次に地域における紛争が生起した場合について、この場合、周辺の海域における海上交通は大きな影響を受けることになり、先般の湾岸戦争時におけるペルシャ湾の様に機雷を使用される様な事態になれば、紛争終結後も周辺のシーレーンは長期間に亙って極めて重大な影響を受けることになる。

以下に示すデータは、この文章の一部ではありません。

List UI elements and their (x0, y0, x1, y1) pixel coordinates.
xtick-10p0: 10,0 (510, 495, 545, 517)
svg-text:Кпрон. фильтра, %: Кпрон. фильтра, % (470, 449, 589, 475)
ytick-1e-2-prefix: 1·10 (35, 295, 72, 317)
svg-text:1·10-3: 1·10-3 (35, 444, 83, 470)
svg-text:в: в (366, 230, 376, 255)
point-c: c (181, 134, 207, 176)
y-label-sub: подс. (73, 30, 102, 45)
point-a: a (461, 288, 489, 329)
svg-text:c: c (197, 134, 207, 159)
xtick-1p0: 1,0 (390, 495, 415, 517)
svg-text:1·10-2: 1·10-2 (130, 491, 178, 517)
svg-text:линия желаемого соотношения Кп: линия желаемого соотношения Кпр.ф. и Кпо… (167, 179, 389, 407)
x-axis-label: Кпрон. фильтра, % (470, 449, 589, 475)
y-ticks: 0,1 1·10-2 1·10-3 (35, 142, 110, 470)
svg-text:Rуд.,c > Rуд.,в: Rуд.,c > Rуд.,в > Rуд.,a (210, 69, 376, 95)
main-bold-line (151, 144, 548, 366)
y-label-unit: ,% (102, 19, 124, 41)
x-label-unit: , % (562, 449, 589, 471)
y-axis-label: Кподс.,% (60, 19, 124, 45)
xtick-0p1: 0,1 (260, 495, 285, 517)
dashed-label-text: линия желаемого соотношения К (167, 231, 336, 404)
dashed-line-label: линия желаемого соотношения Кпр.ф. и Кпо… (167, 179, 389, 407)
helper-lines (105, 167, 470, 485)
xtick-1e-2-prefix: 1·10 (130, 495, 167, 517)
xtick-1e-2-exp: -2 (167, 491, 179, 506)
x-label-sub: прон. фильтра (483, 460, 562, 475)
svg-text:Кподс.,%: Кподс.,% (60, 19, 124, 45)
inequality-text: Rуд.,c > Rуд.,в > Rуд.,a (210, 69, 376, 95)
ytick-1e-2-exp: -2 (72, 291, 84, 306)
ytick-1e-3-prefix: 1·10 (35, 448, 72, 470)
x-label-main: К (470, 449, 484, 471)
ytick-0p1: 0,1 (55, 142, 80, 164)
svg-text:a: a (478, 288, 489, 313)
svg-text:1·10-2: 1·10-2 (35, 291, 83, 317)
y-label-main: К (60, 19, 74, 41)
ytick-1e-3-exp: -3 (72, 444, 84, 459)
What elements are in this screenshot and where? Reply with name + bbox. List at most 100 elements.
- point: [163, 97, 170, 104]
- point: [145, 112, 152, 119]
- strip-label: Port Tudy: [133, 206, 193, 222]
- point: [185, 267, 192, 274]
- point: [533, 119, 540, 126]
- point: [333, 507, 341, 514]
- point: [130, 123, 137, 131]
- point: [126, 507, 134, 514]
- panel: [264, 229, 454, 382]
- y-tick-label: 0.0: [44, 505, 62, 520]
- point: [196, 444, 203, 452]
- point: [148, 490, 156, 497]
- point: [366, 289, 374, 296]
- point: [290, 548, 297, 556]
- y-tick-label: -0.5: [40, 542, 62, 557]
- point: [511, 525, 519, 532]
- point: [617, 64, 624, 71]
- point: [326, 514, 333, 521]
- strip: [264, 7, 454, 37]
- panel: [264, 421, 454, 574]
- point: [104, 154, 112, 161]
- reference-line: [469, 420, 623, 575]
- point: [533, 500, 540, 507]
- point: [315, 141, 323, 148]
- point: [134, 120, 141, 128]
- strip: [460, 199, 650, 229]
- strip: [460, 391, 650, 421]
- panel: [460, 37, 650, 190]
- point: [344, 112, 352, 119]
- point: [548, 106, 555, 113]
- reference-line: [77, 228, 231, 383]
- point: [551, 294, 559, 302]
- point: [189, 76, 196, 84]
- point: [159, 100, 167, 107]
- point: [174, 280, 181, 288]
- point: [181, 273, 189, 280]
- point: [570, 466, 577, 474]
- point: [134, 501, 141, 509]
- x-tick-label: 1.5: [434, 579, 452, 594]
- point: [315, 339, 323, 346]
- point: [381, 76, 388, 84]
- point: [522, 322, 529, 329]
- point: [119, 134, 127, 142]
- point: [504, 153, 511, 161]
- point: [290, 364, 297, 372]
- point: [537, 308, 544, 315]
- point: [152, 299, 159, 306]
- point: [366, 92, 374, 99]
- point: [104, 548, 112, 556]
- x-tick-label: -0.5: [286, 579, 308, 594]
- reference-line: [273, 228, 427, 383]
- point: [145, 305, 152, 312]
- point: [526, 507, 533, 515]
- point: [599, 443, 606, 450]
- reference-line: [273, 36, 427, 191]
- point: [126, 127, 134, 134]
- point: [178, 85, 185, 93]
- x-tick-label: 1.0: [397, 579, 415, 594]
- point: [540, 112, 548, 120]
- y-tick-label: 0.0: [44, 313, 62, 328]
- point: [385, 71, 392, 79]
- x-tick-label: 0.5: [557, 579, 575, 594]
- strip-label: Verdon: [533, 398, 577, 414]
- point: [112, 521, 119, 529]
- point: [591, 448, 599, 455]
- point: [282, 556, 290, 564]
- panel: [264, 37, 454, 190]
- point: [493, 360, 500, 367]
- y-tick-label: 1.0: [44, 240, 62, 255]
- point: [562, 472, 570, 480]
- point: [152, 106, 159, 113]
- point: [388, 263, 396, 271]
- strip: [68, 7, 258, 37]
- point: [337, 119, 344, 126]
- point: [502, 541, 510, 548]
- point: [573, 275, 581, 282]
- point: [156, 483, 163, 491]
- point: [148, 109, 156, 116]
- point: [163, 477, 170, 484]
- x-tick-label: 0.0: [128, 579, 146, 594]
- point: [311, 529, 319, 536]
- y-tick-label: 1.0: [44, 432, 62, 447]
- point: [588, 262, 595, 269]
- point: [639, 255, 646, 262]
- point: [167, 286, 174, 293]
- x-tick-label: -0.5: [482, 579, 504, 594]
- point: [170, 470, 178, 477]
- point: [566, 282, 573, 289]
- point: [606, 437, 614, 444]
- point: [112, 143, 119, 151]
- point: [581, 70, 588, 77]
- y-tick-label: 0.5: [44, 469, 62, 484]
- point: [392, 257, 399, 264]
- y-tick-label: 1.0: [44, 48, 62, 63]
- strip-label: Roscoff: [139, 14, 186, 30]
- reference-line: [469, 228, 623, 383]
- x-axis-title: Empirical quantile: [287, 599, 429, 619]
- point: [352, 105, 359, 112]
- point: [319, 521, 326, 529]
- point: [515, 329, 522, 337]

特に交通の錯綜する海域においてこの様な障害が生起した場合には、シーレーン全般に亙って極めて重大な影響を受けることになる。

 

最悪の事態として、何らかの原因でSea Denial Powerによる意図的な阻害が行なわれる場合、状況は極めて深刻である。Sea Denial Powerは事態の成り行きを見ながら海域や手段を主導権を持って能動的に選択できるわけであり、シーレーンは極めて脆弱な状態に曝されることになる。中でも神出鬼没の潜水艦や掃海困難な高性能機雷が使用される場合には、重大な心理的影響を伴うことになり、事態は極めて深刻となる。

この場合、物理的運航障害にもまして乗組員の乗船拒否等による二次的混乱も予測され、思わぬ混乱が世界的に拡大する可能性も否定出来ない。

この様な阻害が何れの海域で行なわれても重大な障害を受けるが、特に海上交通の錯綜するチョークポイントや港湾付近で行なわれ、我々が有効な対策を講じ得なかった場合には致命的な打撃を被る事になる。

 

この様な事態は事前に防止するのが最善であるが、そのためには常日頃から最悪の事態に対応出来る体勢を整えておくことが極めて重要であり、これが抑止に繋がると云うことを十分に認識しておく必要がある。

軍事的な対抗策を講ずることが基本となることは勿論であるが、上記の混乱を防止する為には、被害船舶の救助・各種保険・船員に対する被害補償等をも含め、ハード・ソフト両面の対策を講じておくことも必要である。